くわえて、複数のWordPressサイトを運営している場合でも、QNAP NASが一台あれば、バックアップを一元管理できることもメリットといえるでしょう。
デメリット
一方、HDP for WordPress(MARS)でWordPressバックアップを行うには、QNAP NASが必要です。
もともとQNAP NASを運用している場合には問題となりませんが、NASを保有していないユーザーには、新たに初期投資が必要となります。
また、WordPressサイトを多数運営している場合や、大規模サイトを保有している場合は、バックアップデータも大きくなるため、保存容量の管理など事前設定が必要かもしれません。
なお、HDP for WordPress(MARS)でのバックアップは、NASにバックアップデータを保存するため、NASが故障するとバックアップデータも失われる危険性があります。
NAS内に保存しているデータのバックアップについては別途検討しておきましょう。
MARSのWordPressバックアップはこんな運用者におすすめ
HDP for WordPress(MARS)によるバックアップは、WordPressのバックアップを自分の管理するストレージ内で完結したい運用者や、小~中規模サイトを複数運営していて、バックアップが散在している運用者などにおすすめです。

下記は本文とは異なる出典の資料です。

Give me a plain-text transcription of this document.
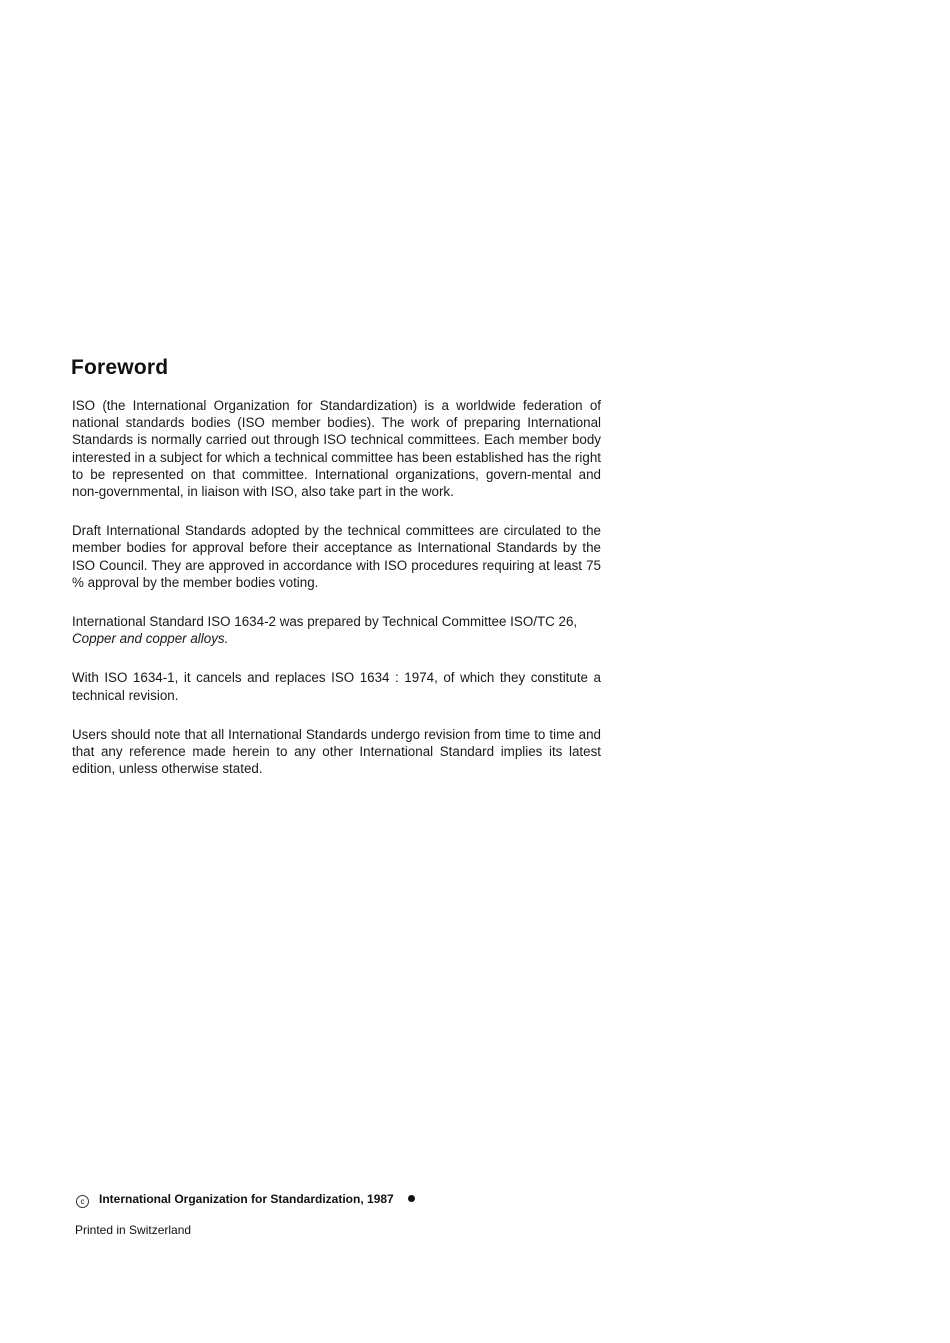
Foreword

ISO (the International Organization for Standardization) is a worldwide federation of national standards bodies (ISO member bodies). The work of preparing International Standards is normally carried out through ISO technical committees. Each member body interested in a subject for which a technical committee has been established has the right to be represented on that committee. International organizations, govern-mental and non-governmental, in liaison with ISO, also take part in the work.

Draft International Standards adopted by the technical committees are circulated to the member bodies for approval before their acceptance as International Standards by the ISO Council. They are approved in accordance with ISO procedures requiring at least 75 % approval by the member bodies voting.

International Standard ISO 1634-2 was prepared by Technical Committee ISO/TC 26,
Copper and copper alloys.

With ISO 1634-1, it cancels and replaces ISO 1634 : 1974, of which they constitute a technical revision.

Users should note that all International Standards undergo revision from time to time and that any reference made herein to any other International Standard implies its latest edition, unless otherwise stated.

c International Organization for Standardization, 1987
Printed in Switzerland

HDP for WordPress(MARS)により、QNAP NAS内に運用しているWordPressのバックアップデータを統合することができ、定期的なバックアップジョブの指定により、サイトごとにバックアップの取得状況がまちまちになるなどの危険性も排除できます。
QNAP NASを保有していて、WordPressサイトを運営しているユーザーは、HDP for WordPress(MARS)を導入する大きなメリットがあるといえるでしょう。
まとめ
この記事では、HDP for WordPress(MARS)を使用した、QNAP NASへのWordPressのバックアップについて解説しました。
WordPressは現在、非常に多くのWebサイトで活用されていますが、WordPressのバックアップについては適切な体制が整っていない場合もあります。
QNAP NASを所有しており、HDP for WordPress(MARS)を活用できる環境にある場合、HDP for WordPress(MARS)によるWordPressのバックアップは魅力的な選択肢となるでしょう。
この記事を参考にして、手軽にWordPressのバックアップ体制を構築してみてください。